22 junio, 2010

Nuevas estrategias en museos españoles

Aunque los presupuestos reales no se conocerán hasta después del verano, las medidas impulsadas por el gobierno de España para reducir el déficit público han modificado los planes de los grandes museos españoles.

La estimación general entre los responsables de museos habla de recortes presupuestarios de entre un 20 y un 30%, así que la consigna de ahorrar está en marcha. Los cócteles inaugurales se han acabado, y las ayudas de las empresas se admiten como sea: la tormenta va a dejar un nuevo modelo de exposición y, seguramente, de museo.

La tendencia es a la coproducción y a la itinerancia. Y, cuando es posible, aprovechar las propias colecciones de los museos.

En el Museo del Prado, están revisando su plan de actuación 2009-2012. Aseguran que, en principio, el recorte no va a afectar sustancialmente al programa de exposiciones previsto.
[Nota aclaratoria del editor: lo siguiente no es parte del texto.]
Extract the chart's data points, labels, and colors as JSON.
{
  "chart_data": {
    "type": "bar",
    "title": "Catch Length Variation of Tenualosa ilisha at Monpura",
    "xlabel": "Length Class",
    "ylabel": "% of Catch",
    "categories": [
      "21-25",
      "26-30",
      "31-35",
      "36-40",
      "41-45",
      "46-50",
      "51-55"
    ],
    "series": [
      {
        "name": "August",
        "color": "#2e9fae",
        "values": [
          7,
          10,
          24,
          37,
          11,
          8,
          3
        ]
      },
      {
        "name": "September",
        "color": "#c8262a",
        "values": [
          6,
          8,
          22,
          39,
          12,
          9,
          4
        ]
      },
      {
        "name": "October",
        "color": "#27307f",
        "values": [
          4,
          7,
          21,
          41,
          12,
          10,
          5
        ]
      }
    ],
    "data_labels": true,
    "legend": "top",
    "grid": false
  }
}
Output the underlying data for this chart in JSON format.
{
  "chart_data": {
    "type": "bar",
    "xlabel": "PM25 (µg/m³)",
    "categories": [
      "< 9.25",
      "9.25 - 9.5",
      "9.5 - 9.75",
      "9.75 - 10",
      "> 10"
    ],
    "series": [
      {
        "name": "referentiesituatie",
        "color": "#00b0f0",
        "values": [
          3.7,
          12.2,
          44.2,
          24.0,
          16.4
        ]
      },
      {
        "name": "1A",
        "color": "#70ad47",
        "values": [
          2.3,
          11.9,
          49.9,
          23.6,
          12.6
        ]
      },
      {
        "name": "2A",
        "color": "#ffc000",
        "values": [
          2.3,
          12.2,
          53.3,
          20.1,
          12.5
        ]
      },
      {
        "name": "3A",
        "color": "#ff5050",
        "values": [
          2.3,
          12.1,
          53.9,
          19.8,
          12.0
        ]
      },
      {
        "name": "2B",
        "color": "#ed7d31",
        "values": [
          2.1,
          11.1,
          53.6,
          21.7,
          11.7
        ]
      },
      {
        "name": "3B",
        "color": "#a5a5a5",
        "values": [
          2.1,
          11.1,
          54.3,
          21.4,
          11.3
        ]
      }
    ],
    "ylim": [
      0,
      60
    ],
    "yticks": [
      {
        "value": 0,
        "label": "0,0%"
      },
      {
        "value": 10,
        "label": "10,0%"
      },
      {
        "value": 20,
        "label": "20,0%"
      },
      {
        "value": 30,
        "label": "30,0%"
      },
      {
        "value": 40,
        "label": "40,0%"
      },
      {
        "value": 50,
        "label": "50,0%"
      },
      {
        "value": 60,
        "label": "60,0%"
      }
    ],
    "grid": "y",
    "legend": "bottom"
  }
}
Hoy, la exposición más relevante del Prado es Turner y los maestros , con 80 obras que se contemplaron en la Tate Britain de Londres y en el Grand Palais de París. El recorte se ocupa de lo que se puede llamar gastos de producción: se reduce el número de préstamos, por el costo del transporte y del seguro, y se simplifican los desplazamientos de los conservadores responsables de las exposiciones.

Conscientes de que todo puede empeorar, la Fundación Thyssen se ha movido ya en la búsqueda de nuevos patrocinadores de forma que, para su exposición del verano, Ghirlandaio y el Renacimiento en Florencia ha conseguido la colaboración de Loterías del Estado.

En el Reina Sofía se espera una baja del 25%, que afectaría, en principio, a adquisiciones y exposiciones. La intención del director Borja-Villell es no cancelar nada, pero sí buscar formatos más baratos, aunque ello suponga reducir el número de piezas del proyecto.
Exposiciones más largas

José Guirao, director de La Casa Encendida, espera no tener que prescindir de nada de lo programado, pero si no hubiera más remedio, la tijera afectaría a los proyectos de carácter histórico, “nunca a los de los artistas jóvenes y emergentes”, dice.

En los museos catalanes, han optado por alargar el tiempo de las exposiciones que tienen en cartel a la espera de contar con cifras precisas. El presupuesto del museo ya sufrió un importante recorte este año: si en 2009 contó con 13,6 millones de euros, el de este año es de 12,7 millones, que podrían reducirse.